Monday, April 11, 2011

Forth for ARM Cortex M3...

This news makes me happy :-)
I should break out my old STM eval boards and give it a try.

The last Forth (ignoring mine) that I've used was Charlie Shattuck's MyForth. Well it looks like he has created a new MyForth for the Arduino crowd. Slide here and sources here.

The nice thing about minimalism within the microcontroller world is that your end result is a "device". You don't have a lot of extra stuff (software standards, etc) to deal with.... so as long as your device interfaces correctly with outside world, the question is: Does it do something useful/interesting? Not: Did you use CouchDB, MongoDB or SQL?

Ah, the simple life.

Also, a shout out to GreenArrays for releasing initial measurements in their G144A12 spec sheet.

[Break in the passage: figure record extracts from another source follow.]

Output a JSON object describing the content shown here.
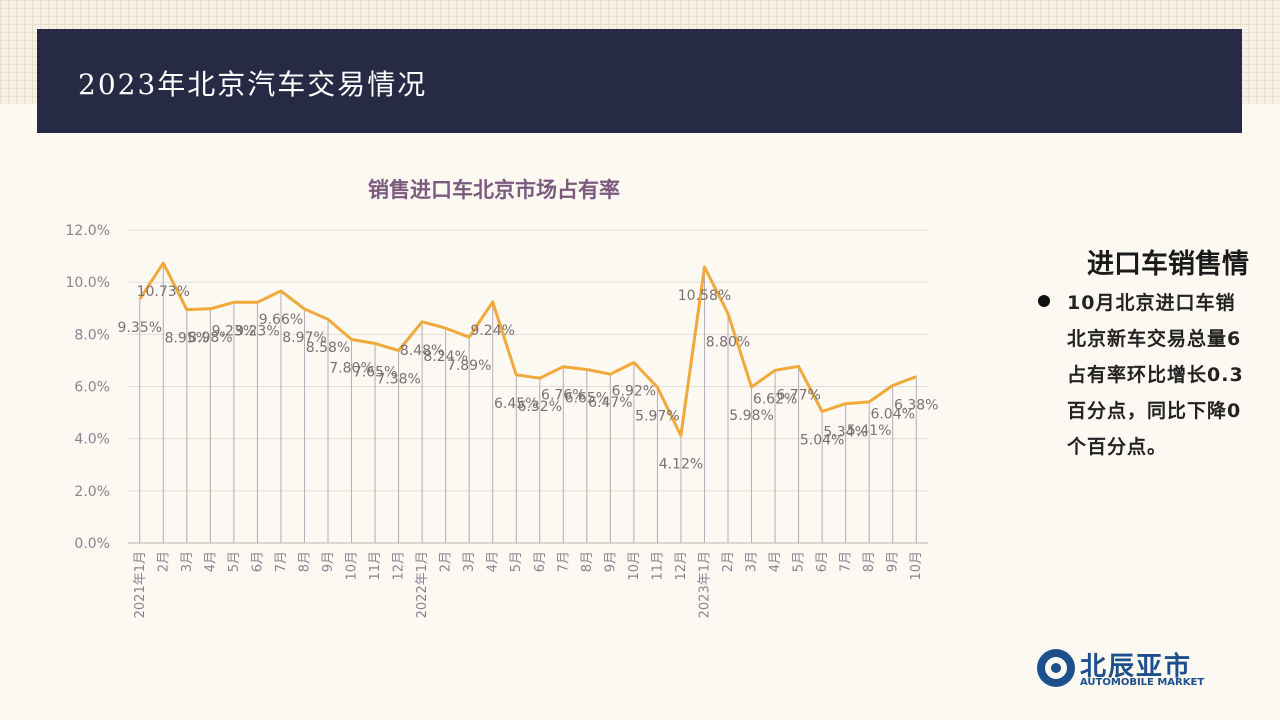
{
  "header": {
    "title": "2023年北京汽车交易情况"
  },
  "side": {
    "heading": "进口车销售情",
    "lines": [
      "10月北京进口车销",
      "北京新车交易总量6",
      "占有率环比增长0.3",
      "百分点，同比下降0",
      "个百分点。"
    ]
  },
  "logo": {
    "cn": "北辰亚市",
    "en": "AUTOMOBILE MARKET",
    "emblem": "wheel-logo-icon"
  },
  "colors": {
    "title_bar": "#262a45",
    "line": "#f0a93b",
    "title_text": "#7b5a7e",
    "logo": "#1d4f8c"
  },
  "chart_data": {
    "type": "line",
    "title": "销售进口车北京市场占有率",
    "ylim": [
      0,
      12
    ],
    "yticks": [
      "0.0%",
      "2.0%",
      "4.0%",
      "6.0%",
      "8.0%",
      "10.0%",
      "12.0%"
    ],
    "grid": true,
    "categories": [
      "2021年1月",
      "2月",
      "3月",
      "4月",
      "5月",
      "6月",
      "7月",
      "8月",
      "9月",
      "10月",
      "11月",
      "12月",
      "2022年1月",
      "2月",
      "3月",
      "4月",
      "5月",
      "6月",
      "7月",
      "8月",
      "9月",
      "10月",
      "11月",
      "12月",
      "2023年1月",
      "2月",
      "3月",
      "4月",
      "5月",
      "6月",
      "7月",
      "8月",
      "9月",
      "10月"
    ],
    "values": [
      9.35,
      10.73,
      8.95,
      8.98,
      9.23,
      9.23,
      9.66,
      8.97,
      8.58,
      7.8,
      7.65,
      7.38,
      8.48,
      8.24,
      7.89,
      9.24,
      6.45,
      6.32,
      6.76,
      6.65,
      6.47,
      6.92,
      5.97,
      4.12,
      10.58,
      8.8,
      5.98,
      6.62,
      6.77,
      5.04,
      5.34,
      5.41,
      6.04,
      6.38
    ],
    "labels": [
      "9.35%",
      "10.73%",
      "8.95%",
      "8.98%",
      "9.23%",
      "9.23%",
      "9.66%",
      "8.97%",
      "8.58%",
      "7.80%",
      "7.65%",
      "7.38%",
      "8.48%",
      "8.24%",
      "7.89%",
      "9.24%",
      "6.45%",
      "6.32%",
      "6.76%",
      "6.65%",
      "6.47%",
      "6.92%",
      "5.97%",
      "4.12%",
      "10.58%",
      "8.80%",
      "5.98%",
      "6.62%",
      "6.77%",
      "5.04%",
      "5.34%",
      "5.41%",
      "6.04%",
      "6.38%"
    ]
  }
}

Ugh. I really need to find the time (and money) to play with the dev kit.

/todd

Sunday, April 10, 2011

File under "Elegant": Factorial in Plan 9 rc (under Linux)

I've posted before that I find Plan 9's rc shell elegant.  I've been using a "slightly" modified (I've made read and echo builtins) version for a few months now and have been doing extensive scripting. I hope never to go back to bash.

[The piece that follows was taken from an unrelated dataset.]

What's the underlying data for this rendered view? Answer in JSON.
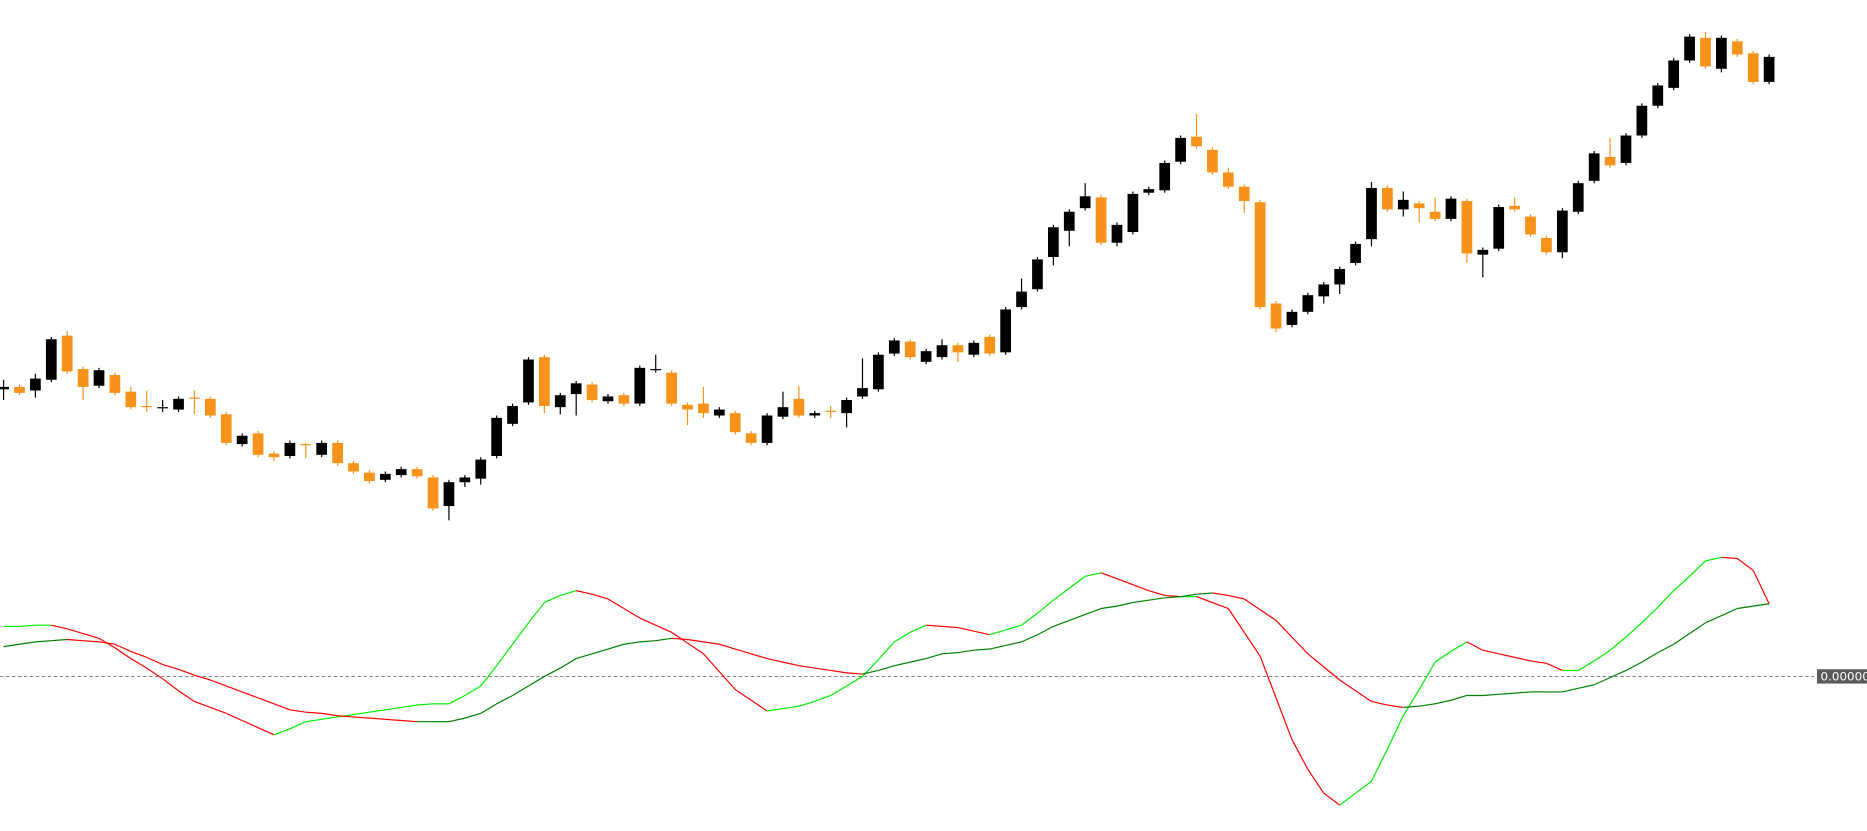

Here is a small script to compute factorials. Since "bc" deals with arbitrary precision, we can go much higher than the 32 or 64 bits.

Chew on this:

#!/usr/local/plan9/bin/rc
fn fac {
num=0 factorial=1 frombc=$2 tobc=$3 {
for (num in `{seq $1}) {
echo $factorial '*' $num >$tobc
factorial=`{read <$frombc}
}
echo $factorial
}
}
fn fixlinebreaks {
awk -F '\\' '{printf("%s",$1)}
$0 !~ /\\$/ {printf("\n"); fflush("");}'
}
fac $1 <>{bc | fixlinebreaks}

There are several interesting things here:
  1. Concurrent processing (co-processes actually).
  2. Messaging through unix pipes.
  3. Lazy computation (generator).
The last line launches bc as a coprocessing service (filtering output through fixlinebreaks which is needed due to a "feature" of bc where it breaks up long numbers into multiple lines -- blech).  We treat bc as a service and send it requests (steps in the factorial computation) and it responds with our intermediate results.
This factorial algorithm is iterative rather than recursive, but rather than using an incrementing counter loop, we generate all numbers using the 'seq' program and loop through that lazily generated list!

How slow do you think this script will run?  Well on my Toshiba Portege r705 notebook with a Core i3, factorial of 1024 takes 2.4 seconds. Is that slow?

Earlier I said that I had enhanced rc with "echo" and "read" as builtins (normally they are external). Using the non-builtin "echo" and "read" increases the run time to 5.1 seconds.